Office: MRB 341
Research Title: Biomolecular Spectroscopy
The major interest of our research group is the elucidation of the structure and function of proteins and nucleic acids by spectroscopic methods. Spectroscopic methods – visible/UV absorption, circu-lar dichroism, fluorescence, NMR, infrared and Raman – have been widely and fruitfully applied to the study of protein and nucleic acid structure and function. Except for high resolution NMR, none of these methods can give the details of a high-resolution X-ray structure, but they have significant advantages in other respects. They can be applied to unordered systems, such as solutions and membranes. In many cases, information about dynamics can be obtained. In favorable cases, spectroscopic methods are more sensitive to one or more specific structural parameters than is X-ray diffraction. Finally, spectroscopic methods generally require less material and a smaller investment in human effort.
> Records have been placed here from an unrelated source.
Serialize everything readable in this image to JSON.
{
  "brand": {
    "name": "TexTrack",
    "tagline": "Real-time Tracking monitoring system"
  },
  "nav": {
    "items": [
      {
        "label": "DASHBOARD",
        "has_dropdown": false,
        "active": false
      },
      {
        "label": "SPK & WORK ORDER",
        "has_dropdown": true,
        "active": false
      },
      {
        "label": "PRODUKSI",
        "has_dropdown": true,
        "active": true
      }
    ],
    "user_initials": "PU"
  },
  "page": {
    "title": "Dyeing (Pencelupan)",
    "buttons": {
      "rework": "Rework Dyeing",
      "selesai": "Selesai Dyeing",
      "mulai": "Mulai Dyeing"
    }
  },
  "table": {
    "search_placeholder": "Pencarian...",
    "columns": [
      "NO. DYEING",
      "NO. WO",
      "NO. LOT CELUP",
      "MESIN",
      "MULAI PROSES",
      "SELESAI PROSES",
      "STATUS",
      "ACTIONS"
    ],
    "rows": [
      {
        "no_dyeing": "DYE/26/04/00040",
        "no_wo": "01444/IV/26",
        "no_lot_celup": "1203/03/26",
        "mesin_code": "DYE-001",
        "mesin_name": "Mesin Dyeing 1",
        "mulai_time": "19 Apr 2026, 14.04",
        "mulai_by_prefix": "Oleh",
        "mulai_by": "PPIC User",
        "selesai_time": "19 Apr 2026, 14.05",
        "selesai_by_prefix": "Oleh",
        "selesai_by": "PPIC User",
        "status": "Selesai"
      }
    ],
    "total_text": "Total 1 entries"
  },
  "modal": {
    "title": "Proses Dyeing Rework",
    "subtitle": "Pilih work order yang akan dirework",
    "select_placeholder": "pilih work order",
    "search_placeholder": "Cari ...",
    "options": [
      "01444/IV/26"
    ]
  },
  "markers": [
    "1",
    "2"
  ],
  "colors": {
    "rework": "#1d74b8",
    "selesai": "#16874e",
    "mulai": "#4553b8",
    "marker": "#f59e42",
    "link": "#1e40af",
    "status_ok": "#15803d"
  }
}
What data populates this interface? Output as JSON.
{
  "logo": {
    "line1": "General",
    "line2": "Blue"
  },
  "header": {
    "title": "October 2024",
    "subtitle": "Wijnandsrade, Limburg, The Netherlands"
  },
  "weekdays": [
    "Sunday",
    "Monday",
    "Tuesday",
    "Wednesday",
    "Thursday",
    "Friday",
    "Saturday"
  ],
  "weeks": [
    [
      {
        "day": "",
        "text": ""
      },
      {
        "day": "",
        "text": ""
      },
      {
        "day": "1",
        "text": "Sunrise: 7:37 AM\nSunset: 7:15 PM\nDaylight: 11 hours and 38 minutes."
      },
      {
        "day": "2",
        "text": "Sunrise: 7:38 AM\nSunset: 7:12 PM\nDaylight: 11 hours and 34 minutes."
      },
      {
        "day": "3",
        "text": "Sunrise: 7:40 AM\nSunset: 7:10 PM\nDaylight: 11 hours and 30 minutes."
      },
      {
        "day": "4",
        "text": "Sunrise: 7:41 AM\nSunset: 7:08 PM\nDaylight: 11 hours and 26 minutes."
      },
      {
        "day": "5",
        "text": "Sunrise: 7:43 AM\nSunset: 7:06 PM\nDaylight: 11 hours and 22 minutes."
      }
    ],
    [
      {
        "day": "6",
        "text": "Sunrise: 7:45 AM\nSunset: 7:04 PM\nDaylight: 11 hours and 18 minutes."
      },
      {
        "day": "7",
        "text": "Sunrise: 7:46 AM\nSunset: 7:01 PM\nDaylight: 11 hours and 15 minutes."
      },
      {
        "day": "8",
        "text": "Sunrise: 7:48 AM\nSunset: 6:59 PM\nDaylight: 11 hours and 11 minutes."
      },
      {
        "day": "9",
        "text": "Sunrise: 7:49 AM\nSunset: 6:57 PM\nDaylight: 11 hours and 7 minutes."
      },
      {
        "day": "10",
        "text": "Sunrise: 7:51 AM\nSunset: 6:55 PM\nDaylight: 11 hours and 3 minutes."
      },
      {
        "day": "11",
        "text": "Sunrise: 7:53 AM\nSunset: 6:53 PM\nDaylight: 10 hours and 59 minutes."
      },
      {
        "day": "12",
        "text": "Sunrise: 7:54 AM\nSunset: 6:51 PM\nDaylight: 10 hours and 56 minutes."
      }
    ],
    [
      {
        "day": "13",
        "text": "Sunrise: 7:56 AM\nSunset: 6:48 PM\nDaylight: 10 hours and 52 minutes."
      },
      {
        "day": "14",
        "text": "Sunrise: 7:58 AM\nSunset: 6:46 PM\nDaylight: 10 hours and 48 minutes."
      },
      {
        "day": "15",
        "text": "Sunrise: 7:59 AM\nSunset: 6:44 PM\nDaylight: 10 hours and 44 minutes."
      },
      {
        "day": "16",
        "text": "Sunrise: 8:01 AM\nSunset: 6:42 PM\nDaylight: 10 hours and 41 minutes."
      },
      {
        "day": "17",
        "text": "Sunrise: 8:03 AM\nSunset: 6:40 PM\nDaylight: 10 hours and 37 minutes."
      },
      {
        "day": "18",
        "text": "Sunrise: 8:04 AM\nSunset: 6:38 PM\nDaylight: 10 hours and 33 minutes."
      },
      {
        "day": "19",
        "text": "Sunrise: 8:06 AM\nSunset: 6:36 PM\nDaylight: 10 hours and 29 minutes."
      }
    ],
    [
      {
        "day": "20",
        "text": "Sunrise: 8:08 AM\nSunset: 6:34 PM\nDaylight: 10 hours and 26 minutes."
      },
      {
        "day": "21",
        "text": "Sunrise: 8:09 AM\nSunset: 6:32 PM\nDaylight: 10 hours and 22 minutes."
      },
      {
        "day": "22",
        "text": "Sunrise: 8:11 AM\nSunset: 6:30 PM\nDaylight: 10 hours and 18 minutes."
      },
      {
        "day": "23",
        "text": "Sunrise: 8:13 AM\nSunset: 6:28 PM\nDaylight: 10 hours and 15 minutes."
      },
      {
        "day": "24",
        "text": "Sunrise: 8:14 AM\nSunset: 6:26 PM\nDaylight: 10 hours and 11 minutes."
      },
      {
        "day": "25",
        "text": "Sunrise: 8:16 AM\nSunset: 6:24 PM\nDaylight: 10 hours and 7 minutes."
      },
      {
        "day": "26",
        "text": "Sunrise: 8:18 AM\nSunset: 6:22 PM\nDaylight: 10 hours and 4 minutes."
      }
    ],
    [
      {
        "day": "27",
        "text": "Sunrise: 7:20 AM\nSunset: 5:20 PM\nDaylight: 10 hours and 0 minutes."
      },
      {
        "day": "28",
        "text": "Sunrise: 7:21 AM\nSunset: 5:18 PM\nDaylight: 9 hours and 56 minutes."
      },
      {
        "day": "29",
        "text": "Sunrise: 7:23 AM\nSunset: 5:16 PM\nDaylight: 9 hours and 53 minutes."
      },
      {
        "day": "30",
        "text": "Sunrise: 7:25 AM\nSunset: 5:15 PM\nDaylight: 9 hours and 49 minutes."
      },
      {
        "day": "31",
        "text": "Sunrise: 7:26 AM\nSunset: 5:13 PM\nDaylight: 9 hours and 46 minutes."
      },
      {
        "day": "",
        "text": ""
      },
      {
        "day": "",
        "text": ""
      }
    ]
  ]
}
Cloning techniques have made many previously scarce proteins and nucleic acids available for study. Moreover, the sequence of these molecules is generally available, but information about their three-dimensional structure is frequently lacking. Site-directed mutagenesis can be applied to readily generate a wide variety of modified proteins, and it is important to characterize these proteins structurally. Our experimental studies are frequently coupled with theoretical calculations using energy minimization, molecular dynamics, and molecular orbital theory. Examples of systems which we have studied include myoglobin, hemoglobin, cytochrome oxidase, MHC proteins, bovine pancreatic trypsin inhibitor, tropomyosin, trypsin inhibitor, acyl carrier protein, RNA polymerase, pectate lyase C, and cytochrome b5.